There's something amazingly dramatic and impressive about serving whole fish, head and tail intact. Luckily, awe-inducing dishes like that don't have to be difficult. This recipe from The New York Times shows you how to wow your buddies with your cooking skills without making it too hard on yourself in the kitchen. Start with high-quality sea bass, arctic char, or blackfish, then season and roast. While the fish cooks, you have time to prep a bunch of earthy wild mushrooms, preparing them for a quick broil that finishes in precisely the same amount of time you ought to let your cooked fish rest. Perfect timing.

Pescado frito Colombiano

After having lived and worked in Colombia for three years, I can confidently disclose that I have enjoyed my fair share of fried fish. This classic dish is a staple of casual eateries and food stands on the coast of the country. It's even peddled on the beach! This recipe from My Colombian Recipes is easy, satisfying, and totally transporting. Mild tilapia or red snapper is coated in flour and fried, then served with traditional sides that include patacones (fried plantains), avocado, and rice. Garnish with lime wedges if you like.

Sweet sour fish soup

Vietnamese soups like pho may be all the rage, but many people don't realize the fishy varieties are just as delicious and flavorful.
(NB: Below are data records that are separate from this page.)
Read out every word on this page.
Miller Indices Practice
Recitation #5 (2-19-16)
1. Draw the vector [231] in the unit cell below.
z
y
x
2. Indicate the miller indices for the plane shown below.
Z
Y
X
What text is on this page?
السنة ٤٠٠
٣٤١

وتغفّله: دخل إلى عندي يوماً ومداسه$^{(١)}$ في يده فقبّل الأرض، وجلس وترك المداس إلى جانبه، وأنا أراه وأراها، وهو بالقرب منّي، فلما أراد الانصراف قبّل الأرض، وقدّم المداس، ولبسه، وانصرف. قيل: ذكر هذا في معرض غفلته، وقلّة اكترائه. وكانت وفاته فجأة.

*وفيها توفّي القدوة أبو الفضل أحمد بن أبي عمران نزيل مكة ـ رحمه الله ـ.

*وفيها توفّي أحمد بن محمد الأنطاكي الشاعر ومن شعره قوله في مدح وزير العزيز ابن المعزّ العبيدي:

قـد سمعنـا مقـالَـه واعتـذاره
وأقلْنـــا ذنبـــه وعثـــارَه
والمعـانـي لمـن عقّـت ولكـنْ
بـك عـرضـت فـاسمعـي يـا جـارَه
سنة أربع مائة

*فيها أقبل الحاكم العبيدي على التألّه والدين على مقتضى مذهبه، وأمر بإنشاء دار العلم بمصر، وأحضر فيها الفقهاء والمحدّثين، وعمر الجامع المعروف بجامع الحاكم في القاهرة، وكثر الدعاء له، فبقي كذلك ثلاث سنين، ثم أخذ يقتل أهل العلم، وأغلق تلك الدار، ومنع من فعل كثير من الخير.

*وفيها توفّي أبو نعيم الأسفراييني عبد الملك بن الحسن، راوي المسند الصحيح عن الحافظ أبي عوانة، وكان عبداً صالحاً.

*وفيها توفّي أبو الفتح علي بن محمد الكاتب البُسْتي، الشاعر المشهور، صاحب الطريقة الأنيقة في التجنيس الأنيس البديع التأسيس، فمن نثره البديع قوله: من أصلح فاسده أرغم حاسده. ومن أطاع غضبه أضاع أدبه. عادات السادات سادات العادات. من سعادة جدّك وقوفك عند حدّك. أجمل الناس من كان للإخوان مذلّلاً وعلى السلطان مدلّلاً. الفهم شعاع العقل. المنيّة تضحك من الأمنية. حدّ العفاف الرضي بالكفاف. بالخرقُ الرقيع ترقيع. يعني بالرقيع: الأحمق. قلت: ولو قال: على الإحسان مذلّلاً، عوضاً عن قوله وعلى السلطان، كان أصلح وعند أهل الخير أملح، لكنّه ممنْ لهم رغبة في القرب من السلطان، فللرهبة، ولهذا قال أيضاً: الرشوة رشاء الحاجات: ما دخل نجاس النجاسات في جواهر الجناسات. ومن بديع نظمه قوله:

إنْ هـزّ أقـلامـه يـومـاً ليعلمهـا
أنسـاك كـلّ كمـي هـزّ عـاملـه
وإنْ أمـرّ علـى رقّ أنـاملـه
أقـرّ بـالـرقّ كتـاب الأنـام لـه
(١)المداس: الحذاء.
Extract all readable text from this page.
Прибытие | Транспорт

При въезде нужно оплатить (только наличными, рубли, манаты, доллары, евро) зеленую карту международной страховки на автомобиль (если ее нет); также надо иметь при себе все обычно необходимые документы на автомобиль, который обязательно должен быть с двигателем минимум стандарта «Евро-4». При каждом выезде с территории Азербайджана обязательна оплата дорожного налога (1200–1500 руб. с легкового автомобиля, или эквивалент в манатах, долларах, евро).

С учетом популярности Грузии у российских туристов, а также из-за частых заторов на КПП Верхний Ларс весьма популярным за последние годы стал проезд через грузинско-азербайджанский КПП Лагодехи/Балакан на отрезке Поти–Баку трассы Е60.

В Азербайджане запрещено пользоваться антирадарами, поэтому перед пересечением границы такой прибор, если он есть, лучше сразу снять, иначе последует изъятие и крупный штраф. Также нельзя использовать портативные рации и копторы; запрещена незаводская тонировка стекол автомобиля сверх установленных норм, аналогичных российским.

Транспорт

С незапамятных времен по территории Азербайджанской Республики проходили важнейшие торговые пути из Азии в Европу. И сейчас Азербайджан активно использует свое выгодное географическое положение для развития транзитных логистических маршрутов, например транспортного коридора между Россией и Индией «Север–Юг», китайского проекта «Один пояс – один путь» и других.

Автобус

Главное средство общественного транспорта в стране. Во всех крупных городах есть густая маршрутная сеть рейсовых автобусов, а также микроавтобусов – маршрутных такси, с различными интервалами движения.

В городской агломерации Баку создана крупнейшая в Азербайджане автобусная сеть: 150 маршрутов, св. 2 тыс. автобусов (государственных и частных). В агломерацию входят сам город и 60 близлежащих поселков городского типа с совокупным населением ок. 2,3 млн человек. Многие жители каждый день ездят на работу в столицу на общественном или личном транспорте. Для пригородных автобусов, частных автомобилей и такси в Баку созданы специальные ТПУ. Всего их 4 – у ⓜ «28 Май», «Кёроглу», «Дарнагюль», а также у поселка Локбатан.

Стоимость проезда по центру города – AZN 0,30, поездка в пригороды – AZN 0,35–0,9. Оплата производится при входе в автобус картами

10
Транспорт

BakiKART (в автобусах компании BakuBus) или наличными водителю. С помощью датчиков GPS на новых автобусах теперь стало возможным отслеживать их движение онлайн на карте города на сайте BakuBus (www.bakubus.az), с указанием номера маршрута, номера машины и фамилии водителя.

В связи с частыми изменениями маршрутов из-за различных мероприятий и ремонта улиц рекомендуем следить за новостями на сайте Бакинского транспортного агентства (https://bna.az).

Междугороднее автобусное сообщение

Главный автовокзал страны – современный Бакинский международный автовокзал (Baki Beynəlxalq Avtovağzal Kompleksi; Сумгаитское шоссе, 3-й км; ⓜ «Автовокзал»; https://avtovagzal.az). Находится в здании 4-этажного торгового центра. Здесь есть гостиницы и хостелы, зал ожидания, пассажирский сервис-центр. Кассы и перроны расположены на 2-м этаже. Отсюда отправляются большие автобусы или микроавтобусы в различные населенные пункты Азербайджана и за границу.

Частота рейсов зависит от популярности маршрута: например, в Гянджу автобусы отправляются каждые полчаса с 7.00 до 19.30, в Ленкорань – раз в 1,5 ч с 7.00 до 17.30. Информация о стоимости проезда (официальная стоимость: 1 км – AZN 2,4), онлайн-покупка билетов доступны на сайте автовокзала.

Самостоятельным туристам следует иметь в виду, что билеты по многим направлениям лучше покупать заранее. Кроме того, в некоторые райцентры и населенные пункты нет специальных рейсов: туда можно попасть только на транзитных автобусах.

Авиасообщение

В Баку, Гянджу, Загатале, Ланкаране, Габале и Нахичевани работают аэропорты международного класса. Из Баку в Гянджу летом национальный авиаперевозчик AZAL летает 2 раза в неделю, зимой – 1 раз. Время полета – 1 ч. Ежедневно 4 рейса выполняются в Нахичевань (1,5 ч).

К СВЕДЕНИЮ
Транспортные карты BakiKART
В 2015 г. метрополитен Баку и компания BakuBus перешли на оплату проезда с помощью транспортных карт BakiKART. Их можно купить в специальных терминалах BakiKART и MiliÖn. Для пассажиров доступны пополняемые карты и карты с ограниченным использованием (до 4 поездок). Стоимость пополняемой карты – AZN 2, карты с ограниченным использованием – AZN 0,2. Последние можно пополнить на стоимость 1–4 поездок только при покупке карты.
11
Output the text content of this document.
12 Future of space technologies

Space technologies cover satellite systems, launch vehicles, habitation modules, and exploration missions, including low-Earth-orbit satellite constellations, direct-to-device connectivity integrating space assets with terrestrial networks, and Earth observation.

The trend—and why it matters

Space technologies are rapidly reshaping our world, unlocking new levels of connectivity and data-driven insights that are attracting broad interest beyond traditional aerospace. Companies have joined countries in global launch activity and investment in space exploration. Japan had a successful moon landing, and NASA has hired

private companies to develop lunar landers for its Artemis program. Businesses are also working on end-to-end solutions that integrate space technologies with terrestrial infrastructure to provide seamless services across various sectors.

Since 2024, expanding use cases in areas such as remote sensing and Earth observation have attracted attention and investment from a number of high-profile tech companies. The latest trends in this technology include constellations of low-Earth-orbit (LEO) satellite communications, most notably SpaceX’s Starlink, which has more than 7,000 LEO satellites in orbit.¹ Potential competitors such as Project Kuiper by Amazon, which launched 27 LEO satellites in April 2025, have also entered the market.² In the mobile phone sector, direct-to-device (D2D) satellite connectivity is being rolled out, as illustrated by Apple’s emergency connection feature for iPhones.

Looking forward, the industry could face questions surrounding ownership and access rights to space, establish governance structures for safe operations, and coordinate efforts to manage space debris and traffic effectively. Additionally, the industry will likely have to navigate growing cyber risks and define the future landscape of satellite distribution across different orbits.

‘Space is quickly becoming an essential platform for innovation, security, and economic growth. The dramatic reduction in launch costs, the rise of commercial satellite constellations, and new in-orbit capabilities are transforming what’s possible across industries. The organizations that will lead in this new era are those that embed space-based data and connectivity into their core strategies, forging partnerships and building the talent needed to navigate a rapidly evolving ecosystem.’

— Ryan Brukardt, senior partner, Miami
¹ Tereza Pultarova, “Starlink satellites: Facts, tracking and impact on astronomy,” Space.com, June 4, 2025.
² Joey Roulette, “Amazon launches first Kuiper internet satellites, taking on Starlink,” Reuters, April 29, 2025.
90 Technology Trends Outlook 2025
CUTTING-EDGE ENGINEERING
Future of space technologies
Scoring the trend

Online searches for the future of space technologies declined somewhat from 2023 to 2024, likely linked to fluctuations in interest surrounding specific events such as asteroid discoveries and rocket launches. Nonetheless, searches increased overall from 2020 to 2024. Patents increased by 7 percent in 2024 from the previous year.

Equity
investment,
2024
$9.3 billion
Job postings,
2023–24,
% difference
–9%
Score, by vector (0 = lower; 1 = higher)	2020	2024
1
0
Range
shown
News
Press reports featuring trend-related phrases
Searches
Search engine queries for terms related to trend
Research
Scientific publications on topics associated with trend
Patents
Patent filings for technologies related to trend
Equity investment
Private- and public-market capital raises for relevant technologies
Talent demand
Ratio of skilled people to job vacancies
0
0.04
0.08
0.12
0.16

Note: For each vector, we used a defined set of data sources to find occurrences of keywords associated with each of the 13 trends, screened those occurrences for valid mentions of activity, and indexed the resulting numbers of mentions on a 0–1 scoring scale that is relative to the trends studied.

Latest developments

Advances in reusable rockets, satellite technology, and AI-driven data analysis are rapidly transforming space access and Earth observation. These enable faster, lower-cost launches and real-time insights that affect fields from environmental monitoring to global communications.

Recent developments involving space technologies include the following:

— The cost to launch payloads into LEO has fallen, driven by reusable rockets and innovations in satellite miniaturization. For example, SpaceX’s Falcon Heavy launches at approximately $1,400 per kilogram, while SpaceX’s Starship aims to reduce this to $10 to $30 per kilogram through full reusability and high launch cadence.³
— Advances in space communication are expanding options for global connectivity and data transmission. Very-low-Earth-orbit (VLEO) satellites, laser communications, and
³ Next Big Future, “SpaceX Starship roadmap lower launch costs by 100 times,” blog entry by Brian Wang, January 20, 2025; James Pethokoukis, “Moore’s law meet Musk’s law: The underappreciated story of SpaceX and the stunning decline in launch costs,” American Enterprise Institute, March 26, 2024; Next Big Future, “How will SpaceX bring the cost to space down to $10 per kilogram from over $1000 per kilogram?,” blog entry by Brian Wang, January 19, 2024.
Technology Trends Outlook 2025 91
Sweet sour fish soup, or canh chua ca in Vietnamese, is a delicacy that deserves way more attention than it's currently getting. This recipe from NOLA is a great start. Seared catfish steaks are cooked in a mouthwatering broth made with chicken stock, tamarind soup base, garlic, tomatoes, and green onions. The result is a rich, deeply flavored soup that's savory, sweet, and sour. Perfectly speckled with protein-forward pieces of fish, this warming meal is a treat.

Tasty tilapia

On those busy weeknights when you have zero extra minutes to spare, this recipe from Dine and Dish will be the one to save the day. This dish is as scrumptious as it is easy and quick to make. In under 30 minutes, you can have dinner on the table. Universally appealing tilapia fillets are cooked in a simple butter sauce seasoned with robust cajun spices, basil, garlic, onion, and parsley. A gorgeous and nourishing dinner is a dream come true, especially when it requires minimal effort.

Prince Edward Island fish cakes

Another fun way to eat more fish? Make fish cakes, of course. This recipe from Babble is easy, portable, and ridiculously good. A blend of salmon, mashed potatoes, Dijon mustard, eggs, and green onions are shaped into nifty little pucks before getting dredged in flour and pan-seared in butter. If crispy, golden brown, incidentally nutritious salmon cakes seem like your kind of thing, then you ought to make this dish at your earliest convenience. And also, maybe we should be friends.

At this point you probably don't need any more reasons to start eating more fish immediately, amiright? Go for it!